2-[(Diethylamino)methyl]-8-(1,3-dioxolan-2-yl)-1-naphthol (8b): Prepared by reducing 8-(1,3-dioxolan-2-yl)-N,N-diethyl-1-hydroxy-2-naphthamide (7b) with LiAlH4 according to the general procedure.²9 Obtained as a colourless semi-solid; yield: 42 mg (74%); R f 0.38 (hexane-Et2O, 1:4). IR (KBr): 3330 cm. ¹H NMR (400 MHz, CDCl3): δ = 1.26 (t, J = 7.2 Hz, 6 H), 3.50 (q, J = 7.2 Hz, 4 H), 3.82 (s, 2 H), 4.08-4.18 (m, 5 H), 7.27-7.90 (m, 5 H), 11.45 (br s, 1 H). ¹³C NMR (100 MHz, CDCl3): δ = 13.22, 41.75, 42.10, 65.09, 102.16, 114.00, 119.06, 124.16, 126.84, 129.50. ES-MS: m/z = 302.3 [M + 1]+. Anal.
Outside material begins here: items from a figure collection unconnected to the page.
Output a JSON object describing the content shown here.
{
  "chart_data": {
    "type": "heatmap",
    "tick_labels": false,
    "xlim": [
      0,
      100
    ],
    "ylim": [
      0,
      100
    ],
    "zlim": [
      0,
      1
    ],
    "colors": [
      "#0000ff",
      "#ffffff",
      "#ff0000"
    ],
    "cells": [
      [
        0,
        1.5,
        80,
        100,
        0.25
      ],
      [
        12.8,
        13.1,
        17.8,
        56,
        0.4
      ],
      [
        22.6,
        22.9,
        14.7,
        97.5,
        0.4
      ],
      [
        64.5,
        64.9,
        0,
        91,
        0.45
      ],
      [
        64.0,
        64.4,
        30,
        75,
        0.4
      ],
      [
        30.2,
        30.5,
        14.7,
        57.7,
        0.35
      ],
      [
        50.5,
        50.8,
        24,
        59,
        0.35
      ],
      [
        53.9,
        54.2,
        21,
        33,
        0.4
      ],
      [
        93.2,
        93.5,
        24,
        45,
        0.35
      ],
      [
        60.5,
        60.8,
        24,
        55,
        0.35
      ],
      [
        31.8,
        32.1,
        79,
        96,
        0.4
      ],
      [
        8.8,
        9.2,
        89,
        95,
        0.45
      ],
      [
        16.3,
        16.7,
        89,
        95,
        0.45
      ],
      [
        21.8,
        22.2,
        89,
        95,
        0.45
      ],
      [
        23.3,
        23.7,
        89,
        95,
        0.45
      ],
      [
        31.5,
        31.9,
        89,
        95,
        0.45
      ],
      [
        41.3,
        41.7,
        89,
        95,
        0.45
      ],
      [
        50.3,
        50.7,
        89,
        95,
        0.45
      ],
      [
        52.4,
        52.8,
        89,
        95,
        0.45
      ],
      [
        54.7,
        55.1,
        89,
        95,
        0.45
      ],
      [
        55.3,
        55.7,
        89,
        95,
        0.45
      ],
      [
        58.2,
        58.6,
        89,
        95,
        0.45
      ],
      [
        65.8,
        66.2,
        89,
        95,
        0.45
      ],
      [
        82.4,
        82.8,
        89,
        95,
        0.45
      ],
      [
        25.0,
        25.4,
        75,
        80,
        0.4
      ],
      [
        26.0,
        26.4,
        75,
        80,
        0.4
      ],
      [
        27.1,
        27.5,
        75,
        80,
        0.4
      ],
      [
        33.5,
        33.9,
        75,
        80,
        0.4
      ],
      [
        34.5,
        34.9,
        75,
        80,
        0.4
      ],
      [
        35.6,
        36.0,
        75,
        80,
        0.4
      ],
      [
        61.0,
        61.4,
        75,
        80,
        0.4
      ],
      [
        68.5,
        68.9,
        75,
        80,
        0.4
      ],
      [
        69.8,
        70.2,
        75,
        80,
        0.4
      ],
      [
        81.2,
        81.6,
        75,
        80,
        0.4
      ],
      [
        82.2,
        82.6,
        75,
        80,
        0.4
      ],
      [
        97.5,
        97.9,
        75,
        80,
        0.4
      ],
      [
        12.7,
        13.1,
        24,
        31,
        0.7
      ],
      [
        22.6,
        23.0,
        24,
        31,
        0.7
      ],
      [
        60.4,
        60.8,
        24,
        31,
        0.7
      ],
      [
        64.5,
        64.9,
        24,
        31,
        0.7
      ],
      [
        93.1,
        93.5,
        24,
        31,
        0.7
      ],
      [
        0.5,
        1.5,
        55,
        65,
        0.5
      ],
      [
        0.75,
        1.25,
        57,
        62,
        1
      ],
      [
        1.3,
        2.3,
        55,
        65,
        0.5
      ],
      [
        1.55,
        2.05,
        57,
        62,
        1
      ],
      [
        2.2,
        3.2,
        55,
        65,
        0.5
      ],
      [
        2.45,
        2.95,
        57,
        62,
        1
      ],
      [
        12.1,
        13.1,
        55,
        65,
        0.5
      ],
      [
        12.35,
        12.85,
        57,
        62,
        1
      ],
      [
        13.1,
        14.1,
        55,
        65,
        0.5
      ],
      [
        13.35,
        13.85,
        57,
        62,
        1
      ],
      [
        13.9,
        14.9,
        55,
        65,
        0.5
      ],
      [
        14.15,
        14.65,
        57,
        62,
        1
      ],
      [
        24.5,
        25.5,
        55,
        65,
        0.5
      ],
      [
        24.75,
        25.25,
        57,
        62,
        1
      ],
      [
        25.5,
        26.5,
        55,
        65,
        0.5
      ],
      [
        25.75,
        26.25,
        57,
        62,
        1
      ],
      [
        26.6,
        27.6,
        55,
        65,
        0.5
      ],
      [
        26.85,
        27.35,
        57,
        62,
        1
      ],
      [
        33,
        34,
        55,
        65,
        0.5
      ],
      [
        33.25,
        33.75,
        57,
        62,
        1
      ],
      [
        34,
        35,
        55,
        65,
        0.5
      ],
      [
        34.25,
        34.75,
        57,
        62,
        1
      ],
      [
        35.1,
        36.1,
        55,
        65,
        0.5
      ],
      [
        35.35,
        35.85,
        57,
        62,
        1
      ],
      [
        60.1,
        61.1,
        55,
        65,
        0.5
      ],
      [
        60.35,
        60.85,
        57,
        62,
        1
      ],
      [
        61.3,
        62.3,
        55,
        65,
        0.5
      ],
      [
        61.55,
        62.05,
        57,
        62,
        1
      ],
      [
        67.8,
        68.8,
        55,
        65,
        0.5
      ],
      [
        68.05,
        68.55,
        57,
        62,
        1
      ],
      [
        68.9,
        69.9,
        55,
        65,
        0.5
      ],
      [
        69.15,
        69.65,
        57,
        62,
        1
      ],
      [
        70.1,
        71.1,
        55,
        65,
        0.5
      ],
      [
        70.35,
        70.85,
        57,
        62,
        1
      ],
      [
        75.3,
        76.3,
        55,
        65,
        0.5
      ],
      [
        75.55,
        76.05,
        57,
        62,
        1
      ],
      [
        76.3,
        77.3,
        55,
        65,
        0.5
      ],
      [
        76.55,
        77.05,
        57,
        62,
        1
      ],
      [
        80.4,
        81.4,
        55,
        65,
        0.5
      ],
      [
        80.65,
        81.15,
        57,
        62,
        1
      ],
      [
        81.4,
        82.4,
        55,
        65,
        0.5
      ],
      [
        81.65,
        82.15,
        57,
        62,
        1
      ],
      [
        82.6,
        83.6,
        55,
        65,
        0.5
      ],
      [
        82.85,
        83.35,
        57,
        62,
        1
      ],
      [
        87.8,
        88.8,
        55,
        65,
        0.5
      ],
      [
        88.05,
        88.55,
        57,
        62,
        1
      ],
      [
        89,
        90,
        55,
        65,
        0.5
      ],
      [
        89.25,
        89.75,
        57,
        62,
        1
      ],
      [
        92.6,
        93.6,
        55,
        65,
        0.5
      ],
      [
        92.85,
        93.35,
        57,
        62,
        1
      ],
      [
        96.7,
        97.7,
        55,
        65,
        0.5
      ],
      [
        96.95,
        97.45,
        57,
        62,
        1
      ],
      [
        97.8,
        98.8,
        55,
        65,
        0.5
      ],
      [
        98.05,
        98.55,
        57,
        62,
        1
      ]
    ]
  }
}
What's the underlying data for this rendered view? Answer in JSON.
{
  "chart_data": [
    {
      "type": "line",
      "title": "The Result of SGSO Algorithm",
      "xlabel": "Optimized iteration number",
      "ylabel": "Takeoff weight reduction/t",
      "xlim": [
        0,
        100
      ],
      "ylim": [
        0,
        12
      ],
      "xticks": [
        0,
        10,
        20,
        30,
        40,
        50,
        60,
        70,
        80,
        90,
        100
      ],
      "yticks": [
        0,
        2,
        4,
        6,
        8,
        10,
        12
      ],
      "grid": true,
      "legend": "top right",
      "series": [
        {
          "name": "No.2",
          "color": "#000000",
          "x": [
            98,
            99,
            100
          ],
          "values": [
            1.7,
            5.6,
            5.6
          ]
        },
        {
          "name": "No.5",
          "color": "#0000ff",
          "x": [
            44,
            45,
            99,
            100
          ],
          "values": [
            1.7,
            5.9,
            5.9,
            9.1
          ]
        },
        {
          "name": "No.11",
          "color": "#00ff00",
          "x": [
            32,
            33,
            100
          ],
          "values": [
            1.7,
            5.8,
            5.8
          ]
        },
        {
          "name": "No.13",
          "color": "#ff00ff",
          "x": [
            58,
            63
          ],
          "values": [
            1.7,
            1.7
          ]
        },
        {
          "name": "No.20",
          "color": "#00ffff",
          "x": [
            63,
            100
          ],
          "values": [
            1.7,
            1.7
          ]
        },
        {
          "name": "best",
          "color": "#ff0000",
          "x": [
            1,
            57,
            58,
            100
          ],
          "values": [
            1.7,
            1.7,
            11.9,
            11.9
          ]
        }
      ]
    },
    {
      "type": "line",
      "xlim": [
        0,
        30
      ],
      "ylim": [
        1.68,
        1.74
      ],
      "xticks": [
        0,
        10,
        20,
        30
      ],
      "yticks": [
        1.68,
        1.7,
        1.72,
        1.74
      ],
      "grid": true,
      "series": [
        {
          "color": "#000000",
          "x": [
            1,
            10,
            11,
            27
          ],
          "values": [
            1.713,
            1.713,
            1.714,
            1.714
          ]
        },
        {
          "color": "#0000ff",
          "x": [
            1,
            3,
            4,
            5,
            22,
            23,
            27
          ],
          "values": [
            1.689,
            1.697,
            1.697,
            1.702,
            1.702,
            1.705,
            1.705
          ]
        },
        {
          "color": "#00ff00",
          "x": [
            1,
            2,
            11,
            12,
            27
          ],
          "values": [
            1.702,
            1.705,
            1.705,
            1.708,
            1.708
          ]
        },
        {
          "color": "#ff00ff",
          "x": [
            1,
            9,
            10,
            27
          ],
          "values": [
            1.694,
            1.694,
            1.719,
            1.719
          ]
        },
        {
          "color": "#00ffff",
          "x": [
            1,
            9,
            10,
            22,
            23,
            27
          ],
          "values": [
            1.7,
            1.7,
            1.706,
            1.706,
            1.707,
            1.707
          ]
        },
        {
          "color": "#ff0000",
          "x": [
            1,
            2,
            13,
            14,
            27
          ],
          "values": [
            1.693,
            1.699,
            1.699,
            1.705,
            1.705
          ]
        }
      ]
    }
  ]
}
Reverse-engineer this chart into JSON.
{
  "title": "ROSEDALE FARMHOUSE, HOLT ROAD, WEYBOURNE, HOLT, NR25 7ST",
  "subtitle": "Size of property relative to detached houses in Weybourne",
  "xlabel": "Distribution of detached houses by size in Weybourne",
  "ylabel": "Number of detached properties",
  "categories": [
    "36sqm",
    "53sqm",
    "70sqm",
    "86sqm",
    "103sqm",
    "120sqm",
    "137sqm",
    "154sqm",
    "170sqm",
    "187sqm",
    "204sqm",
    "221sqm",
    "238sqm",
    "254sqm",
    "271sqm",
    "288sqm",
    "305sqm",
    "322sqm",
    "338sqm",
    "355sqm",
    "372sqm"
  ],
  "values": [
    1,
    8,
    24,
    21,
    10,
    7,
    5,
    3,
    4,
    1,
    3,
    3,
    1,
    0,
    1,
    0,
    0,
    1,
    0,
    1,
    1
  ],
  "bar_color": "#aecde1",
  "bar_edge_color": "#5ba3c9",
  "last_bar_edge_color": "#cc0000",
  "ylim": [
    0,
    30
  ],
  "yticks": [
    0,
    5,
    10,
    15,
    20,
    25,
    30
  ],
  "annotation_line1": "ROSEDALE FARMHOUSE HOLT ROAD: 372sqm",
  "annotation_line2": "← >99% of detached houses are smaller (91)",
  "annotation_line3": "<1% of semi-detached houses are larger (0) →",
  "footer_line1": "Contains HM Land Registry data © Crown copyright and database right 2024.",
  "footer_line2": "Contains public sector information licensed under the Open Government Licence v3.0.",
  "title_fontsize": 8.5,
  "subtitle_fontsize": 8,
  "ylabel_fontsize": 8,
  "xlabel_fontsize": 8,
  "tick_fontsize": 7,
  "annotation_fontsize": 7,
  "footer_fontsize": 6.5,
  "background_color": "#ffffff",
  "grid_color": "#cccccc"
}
Calcd for C18H23NO3: C, 71.73; H, 7.69; N, 4.65. Found: C, 71.48; H, 7.54; N, 4.51.

34

7-[(Diethylamino)methyl]-8-hydroxy-1-naphthaldehyde (9b): Compound 8b (0.04 g, 0.13 mmol) was dissolved in a mixture of 10% aq HCl (10 mL) and THF (10 mL) and heated under reflux for 1 h. After cooling, 10% aq K2CO3 was added dropwise to the reaction mixture until pH 5, followed by extraction with Et2O (3 × 10 mL). The combined organic extracts were dried (Na2SO4), filtered and concentrated in vacuo. The crude material was purified by crystallisation from hexane-EtOAc (6:1) to give colourless microcrystals; yield: 26 g (88%); mp 128-130 ˚C; R f 0.54 (hexane-Et2O, 3:2). IR (KBr): 3335, 1710 cm. ¹H NMR (400 MHz, CDCl3): δ = 1.26 (t, J = 7.2 Hz, 6 H), 3.52 (q, J = 7.2 Hz, 4 H), 3.84 (s, 2 H), 7.25-8.10 (m, 5 H), 9.93 (s, 1 H), 11.85 (br s, 1 H). ¹³C NMR (100 MHz, CDCl3): δ = 41.39, 41.90, 117.54, 124.56, 131.59, 136.89, 192.12. ES-MS: m/z = 258.12 [M + 1]+. Anal. Calcd for C16H19NO2: C, 74.68; H, 7.44; N, 5.44. Found: C, 74.49; H, 7.31; N, 5.26.